TW: Panic Attack, Dementia
SYNOPSIS
Tengo Famiglia. Literally “I support a family” but for Nick’s Italian immigrant grandparents it means “I have a reason for being alive.” The four grandparents and Nick are the only part of the family left in New Jersey and Nick’s time has come to leave. His grandparents don’t take it well and decide to set him up with a girl to give him a reason not to take the job on the West Coast. Nick likes her but reacts badly to being set up which Caitlin doesn’t appreciate. After blowing up at his interfering grandparents, Nick has a panic attack and spends two weeks on their couch recovering. For 29 years they’ve all had dinner together every Sunday, but it’s only in these two weeks that Nick really starts to see his grandparents for who they are. They all cherish each other and both sides reluctantly agree that Nick should follow his aspirations. Grandpa Nunzio knew Nick would stay if he told him that he was sick, but he chose not to hold Nicky back. Shortly after Nick takes the job, he returns to Jersey for Nunzio’s funeral, but in having gone he’s found himself. His grandparents pass one after the other, but Nick finds peace within his new family, having married and now expecting their first child.
CHARACTERS
Frank – Elderly Italian Immigrant
Nick – Italian-American, Young Adult
Aida – Elderly Italian Immigrant
Caitlin – Irish-American, Young Adult
Nunzio – Elderly Italian Immigrant
Emma - Elderly Italian Immigrant
POTENTIAL MONOLOGUES
The play opens with two shorts monologues, the better stand alone one is Frank’s. He talks about leaving Italy and the meaning I behind Tengo Famiglia. It could easily be combined with his next line about how hard his first six weeks were. Frank has another later in the scene about how hard he had to work to get his 1941 DeSoto and how buying that car made him confident that he could make a life for himself in America. Then he has a big, long monologue about his childhood in Italy and discovering just how poor his family was. It was only when Frank returned with his then new wife to buy all the toys he wanted when he was a child that his mother revealed that his father sent him away so that he could afford all the things his parents couldn’t give him.

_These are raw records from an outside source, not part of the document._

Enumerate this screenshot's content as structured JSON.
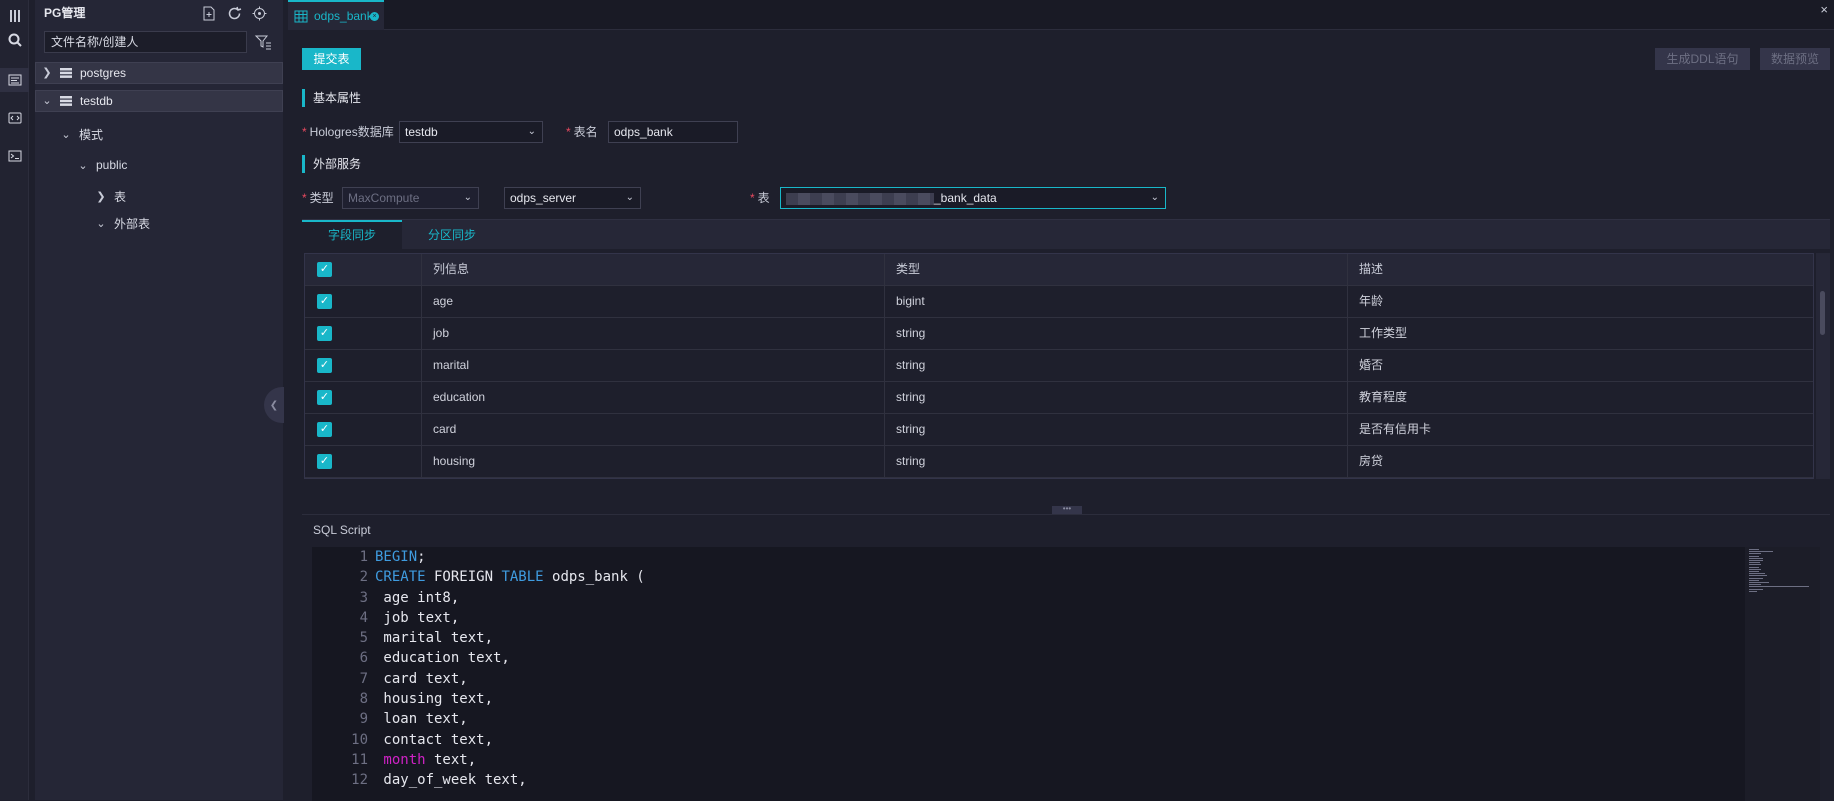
{
  "sidebar": {
    "title": "PG管理",
    "search_placeholder": "文件名称/创建人",
    "tree": [
      {
        "label": "postgres"
      },
      {
        "label": "testdb"
      },
      {
        "label": "模式"
      },
      {
        "label": "public"
      },
      {
        "label": "表"
      },
      {
        "label": "外部表"
      }
    ]
  },
  "tabs": [
    {
      "label": "odps_bank"
    }
  ],
  "toolbar": {
    "submit_label": "提交表",
    "ddl_label": "生成DDL语句",
    "preview_label": "数据预览"
  },
  "basic": {
    "section_title": "基本属性",
    "db_label": "Hologres数据库",
    "db_value": "testdb",
    "table_name_label": "表名",
    "table_name_value": "odps_bank"
  },
  "external": {
    "section_title": "外部服务",
    "type_label": "类型",
    "type_value": "MaxCompute",
    "server_value": "odps_server",
    "table_label": "表",
    "table_value_suffix": "_bank_data"
  },
  "subtabs": [
    {
      "label": "字段同步"
    },
    {
      "label": "分区同步"
    }
  ],
  "grid": {
    "headers": [
      "列信息",
      "类型",
      "描述"
    ],
    "rows": [
      {
        "name": "age",
        "type": "bigint",
        "desc": "年龄"
      },
      {
        "name": "job",
        "type": "string",
        "desc": "工作类型"
      },
      {
        "name": "marital",
        "type": "string",
        "desc": "婚否"
      },
      {
        "name": "education",
        "type": "string",
        "desc": "教育程度"
      },
      {
        "name": "card",
        "type": "string",
        "desc": "是否有信用卡"
      },
      {
        "name": "housing",
        "type": "string",
        "desc": "房贷"
      }
    ]
  },
  "sql": {
    "title": "SQL Script",
    "line_numbers": [
      "1",
      "2",
      "3",
      "4",
      "5",
      "6",
      "7",
      "8",
      "9",
      "10",
      "11",
      "12"
    ],
    "lines": [
      {
        "kw": "BEGIN",
        "rest": ";"
      },
      {
        "kw": "CREATE",
        "rest": " FOREIGN ",
        "kw2": "TABLE",
        "rest2": " odps_bank ("
      },
      {
        "rest": " age int8,"
      },
      {
        "rest": " job text,"
      },
      {
        "rest": " marital text,"
      },
      {
        "rest": " education text,"
      },
      {
        "rest": " card text,"
      },
      {
        "rest": " housing text,"
      },
      {
        "rest": " loan text,"
      },
      {
        "rest": " contact text,"
      },
      {
        "mag": " month",
        "rest": " text,"
      },
      {
        "rest": " day_of_week text,"
      }
    ]
  },
  "colors": {
    "accent": "#19b7c9",
    "required": "#e84a5f",
    "keyword": "#3f9ce0"
  }
}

Nicky’s first monologue that isn’t setting the scene is him chewing out his grandparents for suffocating him, but it ends with him collapsing from a panic attack so it’ll need a bit a zhushing to pull off. His last monologue that closes the show is beautiful to me. He thanks his grandparents for all their hard work and that they elevated him to place so far removed from their own lives that it became difficult to relate to each other, but that they never stopped trying.
Emma also has a nice monologue about the difference between what a good life meant when she was Nicky’s age versus all the expectations he’s under now.
PERSONAL THOUGHTS
I just adore this play. There’s something about immigrant stories that warms my heart, especially when they can keep their culture alive while navigating America’s amalgamation. There’s so much love in this play and that’s where the conflict lies. To love your people and where you come from so much that it hurts to move on no matter how good the opportunity that lies ahead. The way Nicky’s grandparents try so hard to understand him and that as much as he argues with him, he struggles with the idea of not being close enough to see them every week, is very touching.